Parasite transmission fundamentally affects the epidemiology of host-parasite systems, and is considered to be a key element in the epidemiological modelling of infectious diseases. Recent research has stressed the importance of detailed disease-specific variables involved in the transmission process. Riccardoella limacum is a hematophagous mite living in the mantle cavity of terrestrial gastropods. In this study, we experimentally examined whether the transmission success of R. limacum is affected by the contact frequency, parasite load and/or behaviour of the land snail Arianta arbustorum, a common host of R. limacum. In the experiment the transmission success was mainly affected by physical contacts among snails and slightly influenced by parasite intensity of the infected snail.
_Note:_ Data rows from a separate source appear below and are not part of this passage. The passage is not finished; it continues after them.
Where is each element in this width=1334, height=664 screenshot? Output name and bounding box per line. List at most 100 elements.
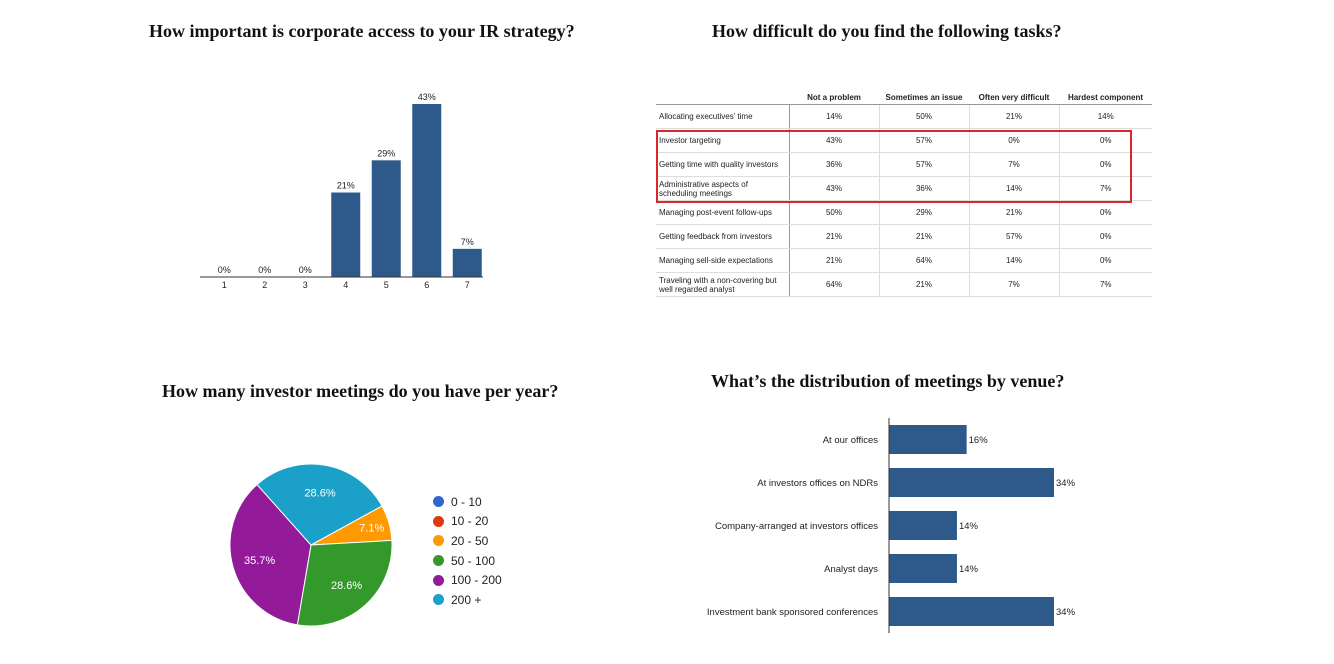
table-cell: 7%: [968, 152, 1059, 177]
bar-value-label: 14%: [959, 521, 979, 532]
bar-value-label: 34%: [1056, 478, 1076, 489]
row-label: Administrative aspects of scheduling meet…: [656, 176, 790, 201]
table-row: Traveling with a non-covering but well re…: [656, 272, 1152, 297]
bar-value-label: 0%: [299, 265, 312, 275]
x-tick-label: 1: [222, 280, 227, 290]
bar-value-label: 0%: [218, 265, 231, 275]
table-cell: 29%: [878, 200, 969, 225]
table-cell: 0%: [1058, 128, 1152, 153]
table-cell: 64%: [878, 248, 969, 273]
chart2-title: How difficult do you find the following …: [712, 21, 1062, 41]
legend-label: 10 - 20: [451, 514, 489, 529]
table-cell: 7%: [968, 272, 1059, 297]
chart3-title: How many investor meetings do you have p…: [162, 381, 559, 401]
x-tick-label: 5: [384, 280, 389, 290]
y-category-label: Company-arranged at investors offices: [715, 521, 878, 532]
table-cell: 57%: [878, 152, 969, 177]
bar-value-label: 43%: [418, 92, 436, 102]
bar-value-label: 21%: [337, 181, 355, 191]
table-cell: 7%: [1058, 176, 1152, 201]
row-label: Managing post-event follow-ups: [656, 200, 790, 225]
pie-slice: [256, 463, 383, 546]
legend-swatch: [433, 594, 444, 606]
bar-value-label: 34%: [1056, 607, 1076, 618]
bar-value-label: 7%: [461, 237, 474, 247]
table-cell: 21%: [968, 200, 1059, 225]
legend-swatch: [433, 535, 444, 547]
legend-label: 100 - 200: [451, 573, 502, 588]
x-tick-label: 3: [303, 280, 308, 290]
table-cell: 43%: [788, 176, 879, 201]
legend-label: 20 - 50: [451, 533, 489, 548]
column-header: Often very difficult: [969, 90, 1059, 105]
task-difficulty-table-panel: Not a problem Sometimes an issue Often ver…: [656, 90, 1152, 297]
table-cell: 7%: [1058, 272, 1152, 297]
table-cell: 57%: [968, 224, 1059, 249]
table-cell: 14%: [968, 176, 1059, 201]
legend-label: 50 - 100: [451, 553, 496, 568]
column-header: [656, 90, 789, 105]
pie-slice: [229, 483, 312, 626]
table-cell: 21%: [968, 104, 1059, 129]
table-row: Managing sell-side expectations 21% 64% 14%…: [656, 248, 1152, 273]
venue-bar: [889, 468, 1054, 497]
row-label: Getting feedback from investors: [656, 224, 790, 249]
x-tick-label: 4: [343, 280, 348, 290]
venue-bar: [889, 511, 957, 540]
row-label: Managing sell-side expectations: [656, 248, 790, 273]
bar-value-label: 14%: [959, 564, 979, 575]
table-row: Investor targeting 43% 57% 0% 0%: [656, 128, 1152, 153]
legend-item: 0 - 10: [433, 492, 502, 512]
table-cell: 21%: [788, 248, 879, 273]
row-label: Investor targeting: [656, 128, 790, 153]
chart4-title: What’s the distribution of meetings by v…: [711, 371, 1065, 391]
column-header: Not a problem: [789, 90, 879, 105]
y-category-label: Analyst days: [824, 564, 878, 575]
table-cell: 14%: [788, 104, 879, 129]
bar-value-label: 29%: [377, 148, 395, 158]
pie-slice-label: 7.1%: [359, 523, 384, 535]
pie-slice-label: 28.6%: [331, 580, 362, 592]
table-cell: 50%: [788, 200, 879, 225]
table-cell: 36%: [878, 176, 969, 201]
x-tick-label: 6: [424, 280, 429, 290]
table-cell: 0%: [1058, 152, 1152, 177]
bar-value-label: 0%: [258, 265, 271, 275]
table-row: Managing post-event follow-ups 50% 29% 21% 0…: [656, 200, 1152, 225]
y-category-label: At our offices: [823, 435, 879, 446]
chart1-title: How important is corporate access to you…: [149, 21, 575, 41]
bar-7: [452, 248, 482, 277]
table-cell: 0%: [1058, 224, 1152, 249]
row-label: Allocating executives’ time: [656, 104, 790, 129]
row-label: Traveling with a non-covering but well re…: [656, 272, 790, 297]
legend-item: 20 - 50: [433, 531, 502, 551]
table-cell: 0%: [968, 128, 1059, 153]
table-cell: 36%: [788, 152, 879, 177]
table-cell: 0%: [1058, 200, 1152, 225]
table-cell: 0%: [1058, 248, 1152, 273]
legend-item: 50 - 100: [433, 551, 502, 571]
table-cell: 64%: [788, 272, 879, 297]
bar-4: [331, 192, 361, 277]
bar-5: [371, 160, 401, 277]
highlight-box: [656, 130, 1132, 203]
venue-bar-chart: At our offices 16% At investors offices on…: [707, 418, 1076, 633]
bar-6: [412, 104, 442, 277]
column-header: Hardest component: [1059, 90, 1152, 105]
table-cell: 14%: [1058, 104, 1152, 129]
legend-label: 200 +: [451, 592, 482, 607]
legend-swatch: [433, 496, 444, 508]
table-row: Getting time with quality investors 36% 57…: [656, 152, 1152, 177]
bar-value-label: 16%: [969, 435, 989, 446]
venue-bar: [889, 554, 957, 583]
importance-bar-chart: 0% 1 0% 2 0% 3 21% 4 29% 5 43% 6 7% 7: [200, 92, 483, 290]
pie-slice-label: 28.6%: [304, 487, 335, 499]
table-cell: 57%: [878, 128, 969, 153]
legend-item: 100 - 200: [433, 570, 502, 590]
table-cell: 21%: [878, 224, 969, 249]
column-header: Sometimes an issue: [879, 90, 969, 105]
table-cell: 21%: [788, 224, 879, 249]
meetings-pie-chart: 7.1% 28.6% 35.7% 28.6%: [229, 463, 393, 627]
venue-bar: [889, 597, 1054, 626]
y-category-label: Investment bank sponsored conferences: [707, 607, 878, 618]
Using these results we developed two different transmission models based on contact frequencies and transmission probability among host snails. As parameters for the models we used life-history data from three natural A. arbustorum populations with different population densities. Data on contact frequencies of video-recorded snail groups were used to fit the density response of the contact function, assuming either a linear relationship (model 1) or a second-degree polynomial relationship based on the ideal gas model of animal encounter (model 2). We calculated transmission coefficients (beta), basic reproductive ratios (R(0)) and host threshold population densities for parasite persistence in the three A. arbustorum populations. We found higher transmission coefficients (beta) and larger R(0)-values in model 1 than in model 2. Furthermore, the host population with the highest density showed larger R(0)-values (16.47-22.59) compared to populations with intermediate (2.71-7.45) or low population density (0.75-4.10). Host threshold population density for parasite persistence ranged from 0.35 to 2.72 snails per m(2). Our results show that the integration of the disease-relevant biology of the organisms concerned may improve models of host-parasite dynamics.
寄生虫传播从根本上影响宿主-寄生虫系统的流行病学,被认为是传染病流行病学建模的关键要素。最近的研究强调了传染病传播过程中涉及的详细疾病特定变量的重要性。Riccardoella limacum 是一种寄生在陆生腹足纲动物套膜腔中的吸血螨。在本研究中,我们通过实验检验了 Riccardoella limacum 的传播成功率是否受到接触频率、寄生虫负荷和/或陆生蜗牛 Arianta arbustorum 的行为的影响,Arianta arbustorum 是 Riccardoella limacum 的常见宿主。在实验中,传播成功率主要受到蜗牛之间的物理接触影响,而受感染蜗牛的寄生虫强度的影响较小。利用这些结果,我们根据宿主蜗牛之间的接触频率和传播概率开发了两种不同的传播模型。作为模型的参数,我们使用了三个具有不同种群密度的天然 Arianta arbustorum 种群的生活史数据。使用视频记录的蜗牛群体的接触频率数据来拟合接触函数的密度响应,假设基于动物遭遇理想气体模型的线性关系(模型 1)或二次多项式关系(模型 2)。我们为三个 Arianta arbustorum 种群中的寄生虫持久性计算了传播系数(β)、基本繁殖率(R(0))和宿主阈值种群密度。我们发现模型 1 中的传播系数(β)和 R(0)值大于模型 2。此外,密度最高的宿主种群的 R(0)值(16.47-22.59)大于中等密度(2.71-7.45)或低密度(0.75-4.10)的宿主种群。宿主阈值种群密度为寄生虫持久性范围从 0.35 到 2.72 只蜗牛/平方米。我们的研究结果表明,整合有关生物体的相关疾病生物学知识可能会提高宿主-寄生虫动力学模型的准确性。